Silicon Valley Startup Combines Pizza with Animatronic Rodents

Chuck E. Cheese Securing Chuck E. Cheese's in the annals of Silicon Valley innovation, The Atlantic's Alexis Madrigal interviews the founder to tell the remarkable story of the pizza arcade chain. Nolan Bushnell, from his vantage point as founder of Atari, saw better economics on the arcade side so he personally constructed everything from animatronic characters to pizza recipes to create the ultimate venue for generations of kids.

Lest you think that the window of opportunity for gameroom innovation closed long ago, see how a 9-year-old boy in East LA created a global phenomenon with his cardboard arcade.

Social Preschoolers More Likely To Drink

Early childhood behavior, long suspected of being linked to parental drinking, may also relate to alchohol problems for the child later in life. A research study at VCU sugggests that early childhood personality may increase risk of future alchohol problems. Kids with behavioral problems are at risk, kids who are "consistently social" at even greater risk. The group at highest risk by a wide margin: Kids who could reliably bounce a quarter off the table into a plastic cup.

96% of C-Suite Women Played Sports in School

Ernst & Young surveyed women in senior management at large global companies, finding a big correlation between sports and career sucesss. 90% of the women surveyed (96% of executive officers) played organized sports in school. An impressive testament to the broader effects of Title IX over its 40-year tenure. And of course in women's sports there are breasts, and their associated controversies.

Breakthrough for Down's Syndrome Treatment

Researchers at UMass Medical School successfully shut down the chromosome associated with Down Syndrome, a breakthrough that may lead to development of drug treatments to partially restore normal brain function in adults, children, and potentially even during pregnancy.

Italian researchers used a neutralized version of HIV to replace defective genes causing two rare but fatal genetic diseases, improving prospects that such gene therapy could be used to treat AIDS, leukemia, and other diseases.

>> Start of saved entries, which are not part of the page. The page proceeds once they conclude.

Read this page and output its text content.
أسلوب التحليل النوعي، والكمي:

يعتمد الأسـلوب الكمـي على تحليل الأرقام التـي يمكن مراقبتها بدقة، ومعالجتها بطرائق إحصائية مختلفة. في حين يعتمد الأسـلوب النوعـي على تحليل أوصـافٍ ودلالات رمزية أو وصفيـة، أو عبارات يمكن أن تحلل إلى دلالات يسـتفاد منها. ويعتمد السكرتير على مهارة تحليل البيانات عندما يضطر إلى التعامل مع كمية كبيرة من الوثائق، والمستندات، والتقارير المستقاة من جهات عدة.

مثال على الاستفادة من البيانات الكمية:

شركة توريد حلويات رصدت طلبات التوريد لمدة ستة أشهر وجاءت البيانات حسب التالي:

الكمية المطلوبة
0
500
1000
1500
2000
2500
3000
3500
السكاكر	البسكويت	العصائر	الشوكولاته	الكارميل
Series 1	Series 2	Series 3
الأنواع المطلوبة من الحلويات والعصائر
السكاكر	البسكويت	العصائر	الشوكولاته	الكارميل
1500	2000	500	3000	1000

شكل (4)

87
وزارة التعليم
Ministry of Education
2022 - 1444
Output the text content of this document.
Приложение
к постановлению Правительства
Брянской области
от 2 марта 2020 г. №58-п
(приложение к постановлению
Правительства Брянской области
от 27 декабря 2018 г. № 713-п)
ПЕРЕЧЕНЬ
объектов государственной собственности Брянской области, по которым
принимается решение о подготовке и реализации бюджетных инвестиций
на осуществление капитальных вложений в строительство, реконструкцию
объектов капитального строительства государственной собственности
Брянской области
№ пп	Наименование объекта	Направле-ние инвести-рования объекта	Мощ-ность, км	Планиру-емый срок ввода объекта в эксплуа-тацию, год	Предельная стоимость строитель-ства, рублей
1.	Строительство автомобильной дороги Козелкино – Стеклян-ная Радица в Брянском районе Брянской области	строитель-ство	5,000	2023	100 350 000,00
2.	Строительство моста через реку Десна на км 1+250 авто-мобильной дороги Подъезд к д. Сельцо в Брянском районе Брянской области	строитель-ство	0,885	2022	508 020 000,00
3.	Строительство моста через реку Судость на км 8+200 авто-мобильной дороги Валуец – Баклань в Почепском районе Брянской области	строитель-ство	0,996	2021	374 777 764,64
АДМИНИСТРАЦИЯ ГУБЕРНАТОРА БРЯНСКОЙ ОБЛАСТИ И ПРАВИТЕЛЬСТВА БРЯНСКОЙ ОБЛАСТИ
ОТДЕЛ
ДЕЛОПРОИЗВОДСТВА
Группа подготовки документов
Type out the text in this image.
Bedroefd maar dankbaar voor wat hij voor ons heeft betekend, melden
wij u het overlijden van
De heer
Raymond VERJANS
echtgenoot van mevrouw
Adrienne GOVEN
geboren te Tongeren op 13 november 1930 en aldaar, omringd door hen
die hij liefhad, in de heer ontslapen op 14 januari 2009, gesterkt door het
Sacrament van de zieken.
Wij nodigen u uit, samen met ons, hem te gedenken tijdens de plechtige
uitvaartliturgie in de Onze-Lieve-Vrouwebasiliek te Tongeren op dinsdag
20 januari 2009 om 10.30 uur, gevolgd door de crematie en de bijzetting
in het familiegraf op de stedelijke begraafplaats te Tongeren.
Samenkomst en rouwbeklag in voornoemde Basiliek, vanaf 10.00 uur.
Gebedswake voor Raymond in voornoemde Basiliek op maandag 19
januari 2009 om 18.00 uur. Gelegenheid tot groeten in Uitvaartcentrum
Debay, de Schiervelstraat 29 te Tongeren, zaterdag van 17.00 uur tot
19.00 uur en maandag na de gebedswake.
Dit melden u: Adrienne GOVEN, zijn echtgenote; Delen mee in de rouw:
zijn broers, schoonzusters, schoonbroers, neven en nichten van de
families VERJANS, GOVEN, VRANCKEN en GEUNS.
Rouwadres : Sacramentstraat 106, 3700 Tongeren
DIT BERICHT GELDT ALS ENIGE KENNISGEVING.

On Trial in Kentucky: Raising Kids the Old Fashioned Way

Psychologist and old-school, Bible-based parenting expert John Rosemond is in a legal battle over his nationally syndicated Q & A parenting advice news column. His parenting approach, which generally involves reverting back to how things were done 50+ years ago, has been controversial. I wonder what he would say about masturbation, the views on which have changed a lot over the years? With the heatwave leading to an epidemic of nudity recently, I have little uncertainly about how our boys feel about the matter.

Physical Punishment Getting a Beatdown

Speaking of old-school parenting, University of Manitoba researchers surveyed thousands of American adults, asking whether they had experienced "pushing, grabbing, shoving, slapping and hitting". Those who had were more likely to have experienced nearly every type of mental illness and drug abuse. George Holden, a professor of psychology at Southern Methodist University says this study fits into a "large constellation" of studies that show children whose parents use physical force are at greater risk for depression and anxiety. Yet still 80% of American parents rely on corporal punishment to some extent.

Smart Watch Helps Lost Kids Get Help

Filip Smart Watch and Phone Coming soon, Filip, a wearable device that allows you to track your kids' location. They can also make and receive calls from an approved list of contacts. Presumably the batphone is pre-programmed.

What a Difference a Year Makes

I thought I was obsessed with photographing our son Oscar, who just turned one. English photographer Sam Cornwell, whose son Indigo was born two days later, took short videos every day for a year and strung them together. Watching it brought back a lot of fond emotions that have developed over the past year. It really is amazing how much we develop in our first year.